1780 – The Official Blog of Transylvania University

1780 | The Official Blog of Transylvania University

Three Transylvania professors selected to participate in public health and liberal education workshop in Washington, DC

LEXINGTON, Ky.—A faculty team from Transylvania University has been selected through a national competition to participate in the Public Health and Liberal Education Faculty Development Workshop in Washington, D.C. on July 9 and 10. The workshop is the first joint education project of the Association of American Colleges & Universities (AAC&U) and the Association for Prevention Teaching and Research (APTR).

Transylvania’s faculty team is composed of Kathleen Jagger, professor of biology and associate dean of the college; Jack Furlong, professor of philosophy; and Barbara Lomonaco, associate professor of anthropology. The workshop participants will tailor the experience to their own needs and interests by focusing on one of three breakout sessions—Public Health 101, Epidemiology 101 and Global Health 101. Each content area will provide curricular frameworks and syllabi illustrating the types of materials that can be used as well as successful teaching techniques. The workshop will offer hands-on participatory exercises designed to provide practice using and critiquing a range of approaches to teaching and curriculum design.

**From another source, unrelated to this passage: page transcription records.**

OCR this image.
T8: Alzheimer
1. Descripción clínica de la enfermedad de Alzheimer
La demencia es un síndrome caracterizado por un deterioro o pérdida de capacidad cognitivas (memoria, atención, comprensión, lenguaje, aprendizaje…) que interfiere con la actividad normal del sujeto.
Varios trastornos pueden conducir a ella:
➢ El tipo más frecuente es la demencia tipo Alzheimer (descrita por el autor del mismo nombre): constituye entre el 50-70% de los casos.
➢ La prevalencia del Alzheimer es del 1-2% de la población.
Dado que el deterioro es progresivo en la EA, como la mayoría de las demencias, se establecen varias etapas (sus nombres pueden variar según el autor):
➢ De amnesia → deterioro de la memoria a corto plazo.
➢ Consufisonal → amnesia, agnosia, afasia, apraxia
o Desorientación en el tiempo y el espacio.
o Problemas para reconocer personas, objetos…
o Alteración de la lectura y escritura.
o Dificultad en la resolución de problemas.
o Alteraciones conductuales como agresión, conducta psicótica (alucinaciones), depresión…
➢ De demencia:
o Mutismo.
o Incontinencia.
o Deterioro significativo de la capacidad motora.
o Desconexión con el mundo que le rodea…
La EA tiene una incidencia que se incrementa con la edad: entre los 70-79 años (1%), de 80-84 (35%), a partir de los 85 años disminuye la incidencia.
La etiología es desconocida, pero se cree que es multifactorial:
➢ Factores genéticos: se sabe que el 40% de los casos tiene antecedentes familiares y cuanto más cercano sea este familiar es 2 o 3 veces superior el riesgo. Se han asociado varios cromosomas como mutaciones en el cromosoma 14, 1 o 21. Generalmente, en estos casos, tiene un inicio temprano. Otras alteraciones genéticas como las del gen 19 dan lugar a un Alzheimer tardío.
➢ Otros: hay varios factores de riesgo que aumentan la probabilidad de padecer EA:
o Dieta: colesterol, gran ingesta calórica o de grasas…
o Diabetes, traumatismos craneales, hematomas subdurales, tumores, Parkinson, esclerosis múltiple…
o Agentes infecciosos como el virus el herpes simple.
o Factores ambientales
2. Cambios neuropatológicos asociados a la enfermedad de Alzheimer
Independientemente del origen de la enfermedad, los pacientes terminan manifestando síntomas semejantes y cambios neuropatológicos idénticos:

APTR in collaboration with AAC&U is leading the development of undergraduate public health education. The Faculty Development Workshop is the outgrowth of the APTR-sponsored Consensus Conference on Undergraduate Public Health Education that recommended all colleges and universities offer introductory courses in public health. The workshop is made possible through the generous support of the Centers for Disease Control and Prevention.
AAC&U is the leading national association concerned with the quality, vitality, and public standing of undergraduate liberal education. AAC&U works to reinforce the commitment to liberal education at both the national and the local level and to help more than 1,100 member colleges and universities keep the quality of student learning at the core of their work as they evolve to meet new economic and social challenges.